Ride, refinement and quality:
Take the XR8 away from race tracks and racer roads and it becomes a bit of an old grump, unfortunately. Stuck on an 80kmh section of highway with no opportunity to break out of a snail train of camervans – oh, you’ve been on the Great Ocean Road too? – the car felt poor. Here the ride was too rigid and fidgety, the auto lost its smoothness and the pace inconsistency brought the highest fuel burn we saw from this engine: 14.8 litres per 100km. Mind you, even when it’s good, this engine is quite bad. True, it’s a big engine so it has a big thirst. Yet there aren’t many that are worse. The best average, 11.2L/100km on the Princes Highway, is nothing to crow about. For the record, I refuelled in Torquay (52.8 litres, 336.8kms clocked), Apollo Bay (24.8, 643.2km) and Port Fairy (47 litres, 917km) for a 1280kms total distance journey.
Practicality and packaging:
Look within and, aside from the new centre console touch screen required for Sync2, there’s more old than new, and some of the old is old indeed.
Standard to XR8 is leather, parking sensors, rear camera, automatic headlights and rain sensing wipers. Sync2 is the draw, with decent sat nav and smart touches of voice control, access to digital radio and ability to make the car a WiFi hotspot in tandem with a smartphone. Well, that’s the theory. In a car lacking a handbook the complexity of actual activation – even after watching an online video - defeated me, and also the Ford dealer I sought assistance from. Touchscreens are good and bad; even though you can still, on bumpy roads, easily hit the wrong function and the screen ends up being coated in finger smudges, I liked this one, including the voice command setup that is more attuned to the Kiwi/Aussie twang that previous setups.
Those cross-shopping with Commodore will see Ford hasn’t found a way to implement Holden’s head-up display, blind spot warning, electric steering, self-parking or shift paddles; but on the other hand, GM doesn’t have anything like Sync. Nor is the Commodore quite as perceptively roomy as the Falcon.
Still, it just has an old car look and ambience.
How it compares:
Not well, I’m afraid. The Chrysler 300 SRT and Holden Commodore SS-V Redline are obvious alternate choices that aren’t easily dismissed. Particularly that Holden; it’s a classy car.

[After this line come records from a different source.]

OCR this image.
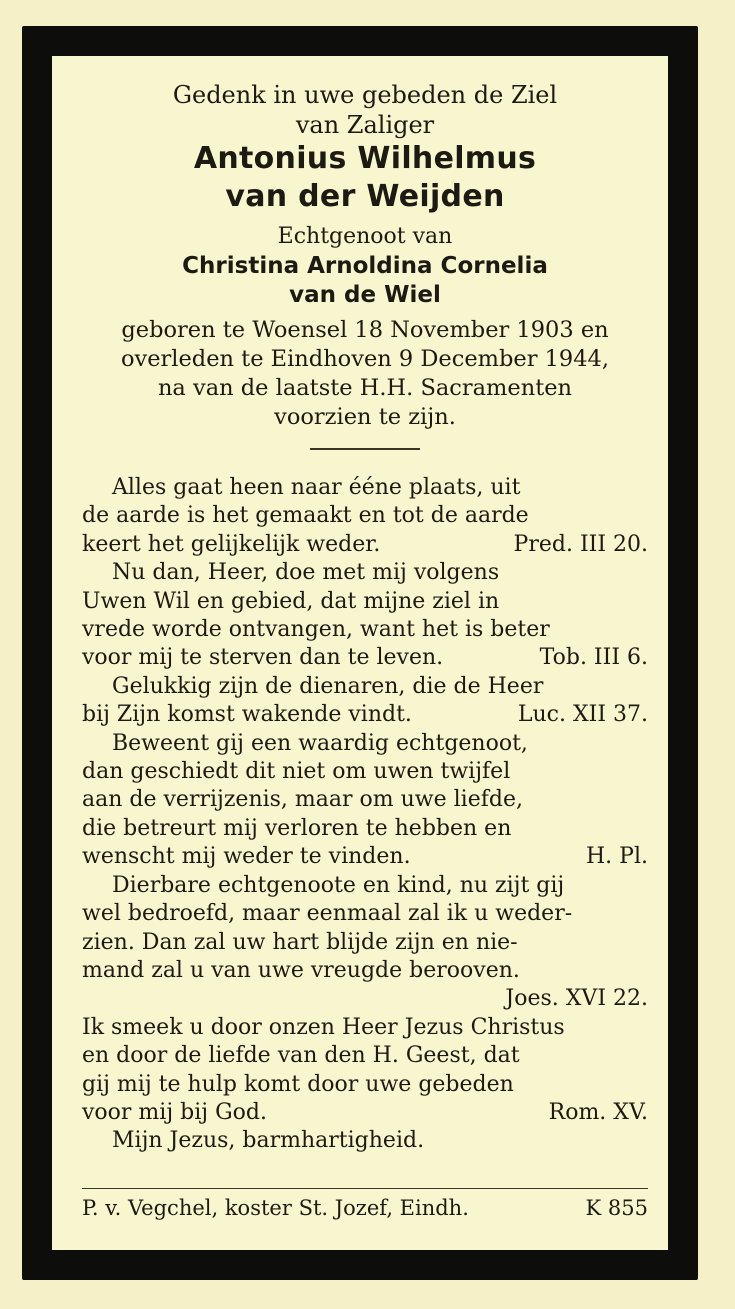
Gedenk in uwe gebeden de Ziel
van Zaliger
Antonius Wilhelmus
van der Weijden
Echtgenoot van
Christina Arnoldina Cornelia
van de Wiel
geboren te Woensel 18 November 1903 en
overleden te Eindhoven 9 December 1944,
na van de laatste H.H. Sacramenten
voorzien te zijn.
Alles gaat heen naar ééne plaats, uit
de aarde is het gemaakt en tot de aarde
keert het gelijkelijk weder.	Pred. III 20.
Nu dan, Heer, doe met mij volgens
Uwen Wil en gebied, dat mijne ziel in
vrede worde ontvangen, want het is beter
voor mij te sterven dan te leven.	Tob. III 6.
Gelukkig zijn de dienaren, die de Heer
bij Zijn komst wakende vindt.	Luc. XII 37.
Beweent gij een waardig echtgenoot,
dan geschiedt dit niet om uwen twijfel
aan de verrijzenis, maar om uwe liefde,
die betreurt mij verloren te hebben en
wenscht mij weder te vinden.	H. Pl.
Dierbare echtgenoote en kind, nu zijt gij
wel bedroefd, maar eenmaal zal ik u weder-
zien. Dan zal uw hart blijde zijn en nie-
mand zal u van uwe vreugde berooven.
Joes. XVI 22.
Ik smeek u door onzen Heer Jezus Christus
en door de liefde van den H. Geest, dat
gij mij te hulp komt door uwe gebeden
voor mij bij God.	Rom. XV.
Mijn Jezus, barmhartigheid.
P. v. Vegchel, koster St. Jozef, Eindh.	K 855
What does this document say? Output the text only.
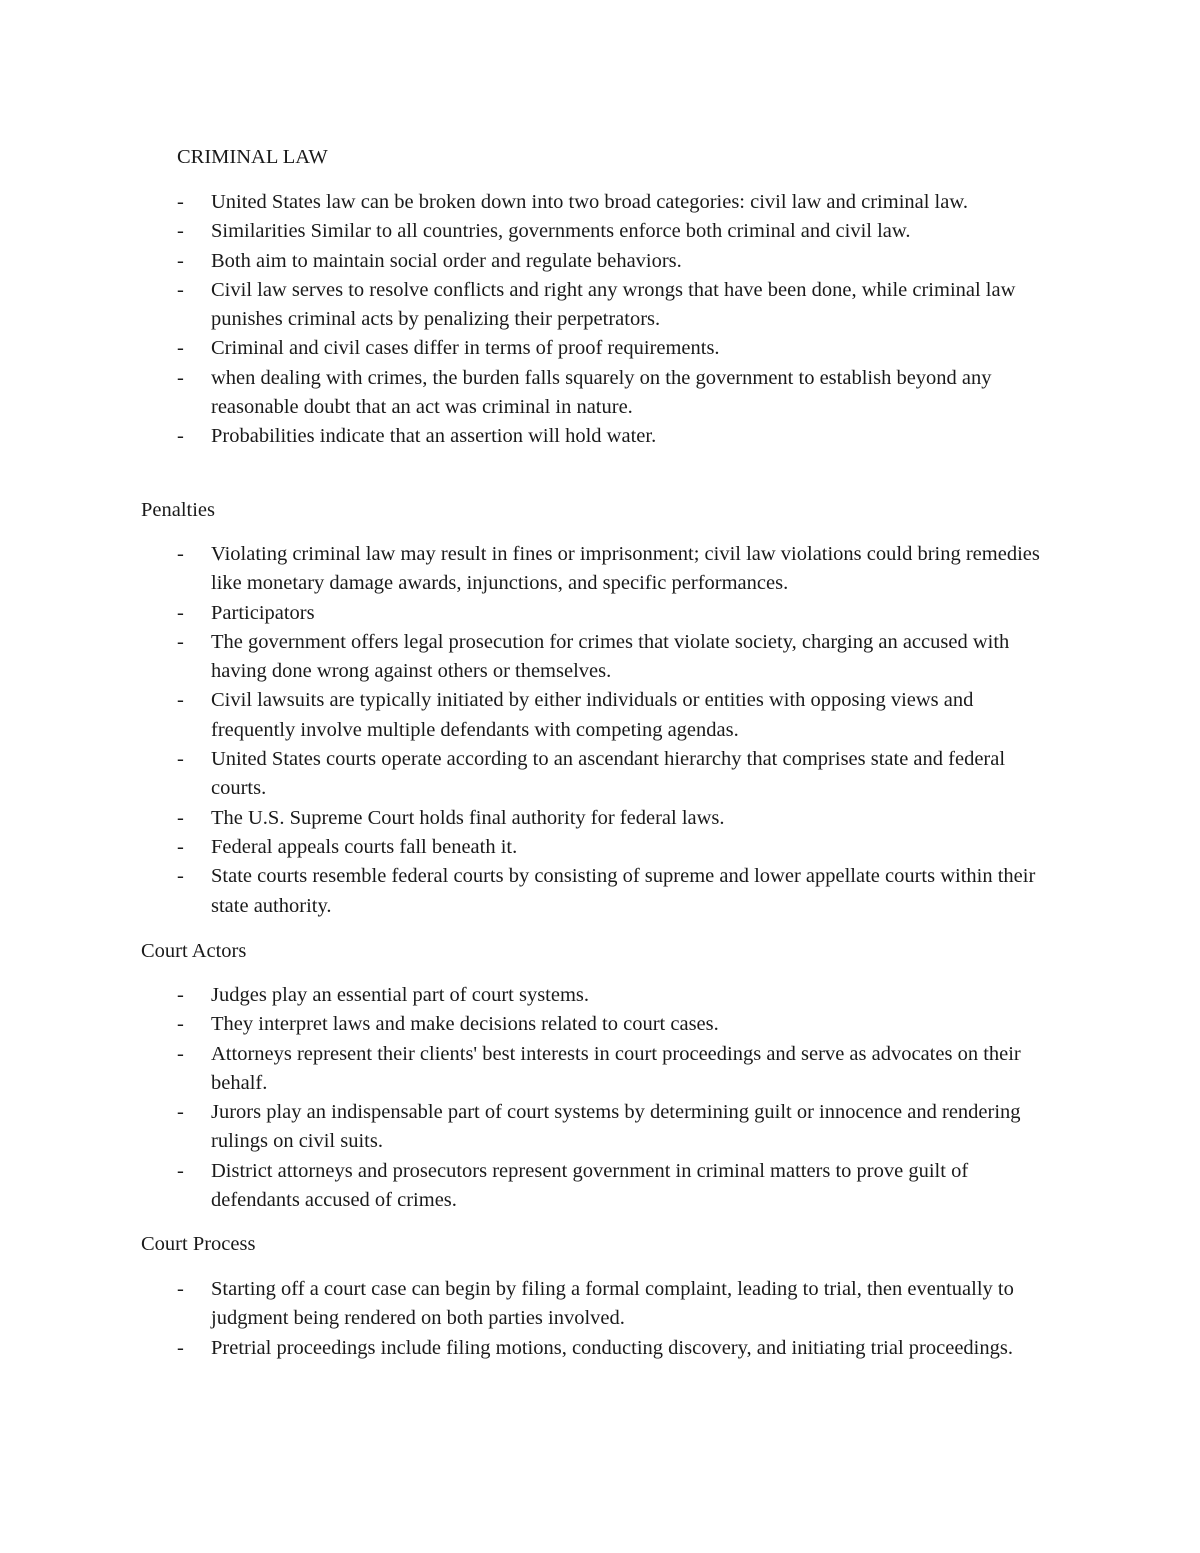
CRIMINAL LAW
- United States law can be broken down into two broad categories: civil law and criminal law.
- Similarities Similar to all countries, governments enforce both criminal and civil law.
- Both aim to maintain social order and regulate behaviors.
- Civil law serves to resolve conflicts and right any wrongs that have been done, while criminal law punishes criminal acts by penalizing their perpetrators.
- Criminal and civil cases differ in terms of proof requirements.
- when dealing with crimes, the burden falls squarely on the government to establish beyond any reasonable doubt that an act was criminal in nature.
- Probabilities indicate that an assertion will hold water.
Penalties
- Violating criminal law may result in fines or imprisonment; civil law violations could bring remedies like monetary damage awards, injunctions, and specific performances.
- Participators
- The government offers legal prosecution for crimes that violate society, charging an accused with having done wrong against others or themselves.
- Civil lawsuits are typically initiated by either individuals or entities with opposing views and frequently involve multiple defendants with competing agendas.
- United States courts operate according to an ascendant hierarchy that comprises state and federal courts.
- The U.S. Supreme Court holds final authority for federal laws.
- Federal appeals courts fall beneath it.
- State courts resemble federal courts by consisting of supreme and lower appellate courts within their state authority.
Court Actors
- Judges play an essential part of court systems.
- They interpret laws and make decisions related to court cases.
- Attorneys represent their clients' best interests in court proceedings and serve as advocates on their behalf.
- Jurors play an indispensable part of court systems by determining guilt or innocence and rendering rulings on civil suits.
- District attorneys and prosecutors represent government in criminal matters to prove guilt of defendants accused of crimes.
Court Process
- Starting off a court case can begin by filing a formal complaint, leading to trial, then eventually to judgment being rendered on both parties involved.
- Pretrial proceedings include filing motions, conducting discovery, and initiating trial proceedings.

Being the end of the line and the most powerful XR8 ever are powerful inducements. Yet, away from the grunt and the useful Synch2 technology update, the car struggles to present with credibility. The design is dated, painfully so in some respects, and I’d hope rattles weren’t a signal the assembly workers are starting to lose faith.
If you can’t see beyond the Blue Oval, then buy into the new V8 Mustang (manual coupe please).